This survey is a special interim report to highlight changes in the Silicon Valley venture capital environment in light of the COVID-19 pandemic. It focuses on April financing activity and supplements our March Flash Report that looked at financings in the first quarter of 2020.
Please note that when providing data on a monthly basis, and especially when analyzing trends among industries or series on a monthly basis, we are working with smaller numbers than in our quarterly report and accordingly the possibility of statistical anomalies increases.
Key Findings -
April valuation changes continued to be weaker than normal, but were mildly stronger than March.
• The percentage of up-rounds declined modestly from 72% in March to 70% in April, and both were lower than the 83% of financings that were up-rounds in 2019.
• Interestingly, the number of down-rounds also declined, from 16% in March to 12% in April, although both were higher than the 8% down-rounds in 2019.
• Accordingly, the percentage of flat rounds increased, to 18%, compared to 13% in March and 9% in 2019. This increase in flat rounds may be a signal that there were more rounds led by insiders.
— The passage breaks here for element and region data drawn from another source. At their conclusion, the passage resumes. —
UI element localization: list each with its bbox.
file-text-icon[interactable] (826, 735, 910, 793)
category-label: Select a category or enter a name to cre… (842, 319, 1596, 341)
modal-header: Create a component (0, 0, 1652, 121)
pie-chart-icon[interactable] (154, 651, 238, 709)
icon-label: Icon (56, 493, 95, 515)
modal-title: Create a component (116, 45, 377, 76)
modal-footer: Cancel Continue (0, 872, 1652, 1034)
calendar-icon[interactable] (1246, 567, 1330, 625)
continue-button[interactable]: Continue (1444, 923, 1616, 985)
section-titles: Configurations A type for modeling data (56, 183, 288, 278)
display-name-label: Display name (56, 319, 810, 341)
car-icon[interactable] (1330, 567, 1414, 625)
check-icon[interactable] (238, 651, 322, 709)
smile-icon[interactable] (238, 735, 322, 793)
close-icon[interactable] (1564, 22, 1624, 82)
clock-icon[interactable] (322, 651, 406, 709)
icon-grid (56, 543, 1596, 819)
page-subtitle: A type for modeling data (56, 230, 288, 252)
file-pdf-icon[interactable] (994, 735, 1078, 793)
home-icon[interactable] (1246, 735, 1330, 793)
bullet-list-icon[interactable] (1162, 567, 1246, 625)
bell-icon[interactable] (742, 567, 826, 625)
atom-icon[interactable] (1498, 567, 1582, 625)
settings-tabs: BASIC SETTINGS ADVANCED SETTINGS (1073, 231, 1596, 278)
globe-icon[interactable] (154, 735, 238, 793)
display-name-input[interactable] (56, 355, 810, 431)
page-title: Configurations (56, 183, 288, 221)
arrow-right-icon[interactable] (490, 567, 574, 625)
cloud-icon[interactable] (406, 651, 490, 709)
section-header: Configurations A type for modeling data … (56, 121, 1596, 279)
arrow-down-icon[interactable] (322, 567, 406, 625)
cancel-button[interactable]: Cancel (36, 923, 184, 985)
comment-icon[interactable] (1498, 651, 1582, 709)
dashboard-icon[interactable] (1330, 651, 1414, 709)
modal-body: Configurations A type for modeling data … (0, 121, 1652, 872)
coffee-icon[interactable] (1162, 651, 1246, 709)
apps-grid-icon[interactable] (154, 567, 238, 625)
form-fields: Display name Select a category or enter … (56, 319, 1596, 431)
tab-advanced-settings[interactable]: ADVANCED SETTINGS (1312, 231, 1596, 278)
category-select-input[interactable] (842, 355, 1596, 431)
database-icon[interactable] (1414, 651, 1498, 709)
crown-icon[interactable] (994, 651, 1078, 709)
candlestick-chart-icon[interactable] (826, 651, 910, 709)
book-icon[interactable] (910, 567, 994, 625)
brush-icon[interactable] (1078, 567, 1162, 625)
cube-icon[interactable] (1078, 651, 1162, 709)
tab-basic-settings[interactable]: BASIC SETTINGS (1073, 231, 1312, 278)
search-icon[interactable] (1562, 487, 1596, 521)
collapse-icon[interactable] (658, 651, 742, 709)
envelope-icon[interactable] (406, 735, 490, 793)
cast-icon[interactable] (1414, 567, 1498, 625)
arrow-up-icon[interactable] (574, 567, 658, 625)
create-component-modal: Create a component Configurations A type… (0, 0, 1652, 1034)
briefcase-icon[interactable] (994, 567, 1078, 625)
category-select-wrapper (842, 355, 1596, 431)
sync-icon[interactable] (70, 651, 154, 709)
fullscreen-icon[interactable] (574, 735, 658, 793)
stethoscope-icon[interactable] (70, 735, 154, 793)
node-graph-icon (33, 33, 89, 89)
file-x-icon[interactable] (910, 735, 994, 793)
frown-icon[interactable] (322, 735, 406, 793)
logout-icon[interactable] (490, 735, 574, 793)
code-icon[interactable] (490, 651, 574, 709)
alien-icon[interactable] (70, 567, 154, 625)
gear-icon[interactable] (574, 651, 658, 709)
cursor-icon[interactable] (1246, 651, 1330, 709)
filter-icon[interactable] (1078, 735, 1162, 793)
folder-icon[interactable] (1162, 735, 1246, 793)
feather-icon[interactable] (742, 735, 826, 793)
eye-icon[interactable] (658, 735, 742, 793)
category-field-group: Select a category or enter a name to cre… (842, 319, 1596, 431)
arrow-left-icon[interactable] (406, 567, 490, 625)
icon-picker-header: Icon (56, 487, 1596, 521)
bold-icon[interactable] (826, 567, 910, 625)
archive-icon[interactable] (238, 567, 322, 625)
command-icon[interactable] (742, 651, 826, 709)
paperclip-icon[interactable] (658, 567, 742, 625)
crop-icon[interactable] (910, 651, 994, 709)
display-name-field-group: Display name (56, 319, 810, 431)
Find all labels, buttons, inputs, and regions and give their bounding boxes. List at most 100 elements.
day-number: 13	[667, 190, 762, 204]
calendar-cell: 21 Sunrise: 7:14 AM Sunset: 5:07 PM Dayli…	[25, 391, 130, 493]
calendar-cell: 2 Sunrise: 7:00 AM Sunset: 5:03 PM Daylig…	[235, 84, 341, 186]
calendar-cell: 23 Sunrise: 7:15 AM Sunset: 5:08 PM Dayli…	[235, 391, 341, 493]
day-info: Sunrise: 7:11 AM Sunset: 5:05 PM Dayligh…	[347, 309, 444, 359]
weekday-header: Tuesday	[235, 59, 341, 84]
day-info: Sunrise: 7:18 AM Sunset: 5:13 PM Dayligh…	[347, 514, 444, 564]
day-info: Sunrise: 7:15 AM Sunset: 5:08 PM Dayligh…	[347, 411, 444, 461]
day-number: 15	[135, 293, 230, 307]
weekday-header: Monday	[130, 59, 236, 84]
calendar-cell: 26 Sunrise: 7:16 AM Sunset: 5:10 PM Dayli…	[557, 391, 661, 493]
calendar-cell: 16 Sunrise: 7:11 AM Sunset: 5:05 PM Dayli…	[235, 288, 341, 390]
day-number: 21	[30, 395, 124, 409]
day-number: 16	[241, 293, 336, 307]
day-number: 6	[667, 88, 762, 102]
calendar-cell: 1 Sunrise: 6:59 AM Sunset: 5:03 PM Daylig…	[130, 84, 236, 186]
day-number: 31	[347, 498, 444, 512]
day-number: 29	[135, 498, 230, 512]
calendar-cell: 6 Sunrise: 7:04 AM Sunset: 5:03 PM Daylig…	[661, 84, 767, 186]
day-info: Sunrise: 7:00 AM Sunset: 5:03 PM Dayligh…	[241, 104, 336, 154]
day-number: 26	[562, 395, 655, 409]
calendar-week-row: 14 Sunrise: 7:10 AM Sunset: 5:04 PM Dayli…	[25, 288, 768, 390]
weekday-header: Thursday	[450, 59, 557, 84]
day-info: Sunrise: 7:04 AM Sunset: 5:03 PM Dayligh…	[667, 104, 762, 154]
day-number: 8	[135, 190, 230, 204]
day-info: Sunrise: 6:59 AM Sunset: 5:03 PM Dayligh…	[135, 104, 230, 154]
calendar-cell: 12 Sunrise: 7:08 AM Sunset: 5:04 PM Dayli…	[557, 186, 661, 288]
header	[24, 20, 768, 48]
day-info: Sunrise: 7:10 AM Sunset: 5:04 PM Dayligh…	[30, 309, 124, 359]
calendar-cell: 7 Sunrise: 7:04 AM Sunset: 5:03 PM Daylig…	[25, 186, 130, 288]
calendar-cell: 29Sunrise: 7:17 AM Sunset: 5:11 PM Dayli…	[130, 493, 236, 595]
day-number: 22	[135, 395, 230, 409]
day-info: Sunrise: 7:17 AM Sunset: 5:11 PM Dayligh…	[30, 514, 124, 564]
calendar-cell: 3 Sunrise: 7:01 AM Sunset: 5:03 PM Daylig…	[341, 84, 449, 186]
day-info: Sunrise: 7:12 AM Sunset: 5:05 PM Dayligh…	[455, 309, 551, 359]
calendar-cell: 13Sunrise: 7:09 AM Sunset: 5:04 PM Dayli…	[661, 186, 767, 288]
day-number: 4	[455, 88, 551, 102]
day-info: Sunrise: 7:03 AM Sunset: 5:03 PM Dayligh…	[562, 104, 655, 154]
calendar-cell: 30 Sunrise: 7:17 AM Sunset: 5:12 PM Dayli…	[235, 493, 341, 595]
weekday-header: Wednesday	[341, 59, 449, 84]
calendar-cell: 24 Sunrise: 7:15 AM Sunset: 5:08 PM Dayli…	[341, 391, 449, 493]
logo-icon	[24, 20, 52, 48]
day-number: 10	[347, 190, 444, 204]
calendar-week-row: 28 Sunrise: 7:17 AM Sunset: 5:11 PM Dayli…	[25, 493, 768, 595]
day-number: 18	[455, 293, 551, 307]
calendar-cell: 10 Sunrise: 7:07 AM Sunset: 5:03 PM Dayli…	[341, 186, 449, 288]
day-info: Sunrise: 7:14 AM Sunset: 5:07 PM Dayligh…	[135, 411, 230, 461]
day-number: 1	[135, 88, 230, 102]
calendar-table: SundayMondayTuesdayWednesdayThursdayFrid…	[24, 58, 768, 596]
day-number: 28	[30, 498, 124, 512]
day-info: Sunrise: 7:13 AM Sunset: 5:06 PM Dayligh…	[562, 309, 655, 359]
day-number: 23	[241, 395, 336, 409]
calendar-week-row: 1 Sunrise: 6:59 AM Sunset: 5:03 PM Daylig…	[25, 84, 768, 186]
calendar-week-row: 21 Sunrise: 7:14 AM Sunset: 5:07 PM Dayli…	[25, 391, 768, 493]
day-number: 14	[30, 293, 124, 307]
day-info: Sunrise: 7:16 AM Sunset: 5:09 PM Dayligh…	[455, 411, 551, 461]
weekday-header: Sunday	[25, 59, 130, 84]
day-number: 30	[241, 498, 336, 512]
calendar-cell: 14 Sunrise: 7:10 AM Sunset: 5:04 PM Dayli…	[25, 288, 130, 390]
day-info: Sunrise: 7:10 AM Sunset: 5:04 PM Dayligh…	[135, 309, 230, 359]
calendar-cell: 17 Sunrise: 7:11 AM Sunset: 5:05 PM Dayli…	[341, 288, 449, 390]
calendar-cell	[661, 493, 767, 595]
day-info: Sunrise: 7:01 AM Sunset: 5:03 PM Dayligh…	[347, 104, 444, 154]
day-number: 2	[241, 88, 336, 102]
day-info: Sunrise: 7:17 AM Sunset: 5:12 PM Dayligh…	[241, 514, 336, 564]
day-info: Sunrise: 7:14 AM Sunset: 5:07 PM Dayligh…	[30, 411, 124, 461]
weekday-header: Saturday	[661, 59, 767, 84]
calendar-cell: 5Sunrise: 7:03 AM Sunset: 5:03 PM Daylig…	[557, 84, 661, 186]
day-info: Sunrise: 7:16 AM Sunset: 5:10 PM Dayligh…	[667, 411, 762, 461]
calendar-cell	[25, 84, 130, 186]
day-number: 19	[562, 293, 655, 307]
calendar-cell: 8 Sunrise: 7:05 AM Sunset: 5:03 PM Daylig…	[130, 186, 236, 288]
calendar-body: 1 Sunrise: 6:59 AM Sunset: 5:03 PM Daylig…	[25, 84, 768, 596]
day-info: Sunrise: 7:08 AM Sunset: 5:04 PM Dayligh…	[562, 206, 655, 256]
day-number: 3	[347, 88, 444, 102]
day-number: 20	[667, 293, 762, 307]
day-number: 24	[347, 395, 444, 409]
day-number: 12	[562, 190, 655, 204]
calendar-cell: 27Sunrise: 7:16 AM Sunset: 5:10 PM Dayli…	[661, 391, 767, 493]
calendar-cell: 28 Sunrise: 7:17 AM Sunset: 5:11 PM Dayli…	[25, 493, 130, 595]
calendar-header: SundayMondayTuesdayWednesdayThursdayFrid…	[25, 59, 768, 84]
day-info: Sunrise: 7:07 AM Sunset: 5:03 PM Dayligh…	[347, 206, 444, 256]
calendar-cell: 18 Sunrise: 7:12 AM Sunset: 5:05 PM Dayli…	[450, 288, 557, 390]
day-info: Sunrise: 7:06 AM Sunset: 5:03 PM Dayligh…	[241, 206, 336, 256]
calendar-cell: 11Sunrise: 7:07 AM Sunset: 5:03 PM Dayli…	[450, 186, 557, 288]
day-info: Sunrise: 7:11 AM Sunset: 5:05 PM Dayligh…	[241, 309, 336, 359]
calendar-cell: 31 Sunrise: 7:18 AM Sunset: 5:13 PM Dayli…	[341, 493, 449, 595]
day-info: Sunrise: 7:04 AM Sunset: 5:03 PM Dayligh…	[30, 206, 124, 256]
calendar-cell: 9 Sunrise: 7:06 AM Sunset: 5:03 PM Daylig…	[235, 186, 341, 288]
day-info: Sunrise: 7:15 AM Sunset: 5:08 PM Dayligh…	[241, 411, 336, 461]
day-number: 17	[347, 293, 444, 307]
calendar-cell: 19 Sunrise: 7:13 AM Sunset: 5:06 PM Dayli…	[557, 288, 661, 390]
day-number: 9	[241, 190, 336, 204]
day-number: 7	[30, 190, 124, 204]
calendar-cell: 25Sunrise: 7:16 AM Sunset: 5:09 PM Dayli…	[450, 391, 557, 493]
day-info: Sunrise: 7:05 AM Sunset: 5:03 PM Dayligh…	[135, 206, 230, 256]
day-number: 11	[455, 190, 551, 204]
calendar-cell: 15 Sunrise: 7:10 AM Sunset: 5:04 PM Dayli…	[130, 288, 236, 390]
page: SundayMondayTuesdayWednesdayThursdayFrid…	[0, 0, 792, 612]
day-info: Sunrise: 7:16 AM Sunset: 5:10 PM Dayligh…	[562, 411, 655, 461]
• The Fenwick & West Venture Capital BarometerTM showed an average price increase of 60% in April from 42% in March, both below the 2019 average of 93%. The median price increase increased slightly, from 26% in March to 30% in April, again below the 60% median price increase seen in 2019.
• Internet/new media and software were by far the strongest industries from a valuation increase perspective, with hardware showing the worst results.
Deal volume increased, and was consistent with 2019 monthly results.
• The number of deals increased from 54 in March to 64 in April. The average number of monthly deals in 2019 was 65.
Late-stage deals percentage increased.
• The percentage of Series D and E+ deals increased to 38% of all financings in April, an increase from 21% in March and the highest since August 2018 when Series D/E+ deals combined for 42% of all financings. That said, the average price increase for late-stage financings was only 26%, compared to 35% in March and 59% in 2019.
Life sciences deal volume stayed strong.
• The percentage of life sciences deals continued high at 25% of all financings, compared to 28% in March. During 2019 the percentage of life sciences deals was 14%.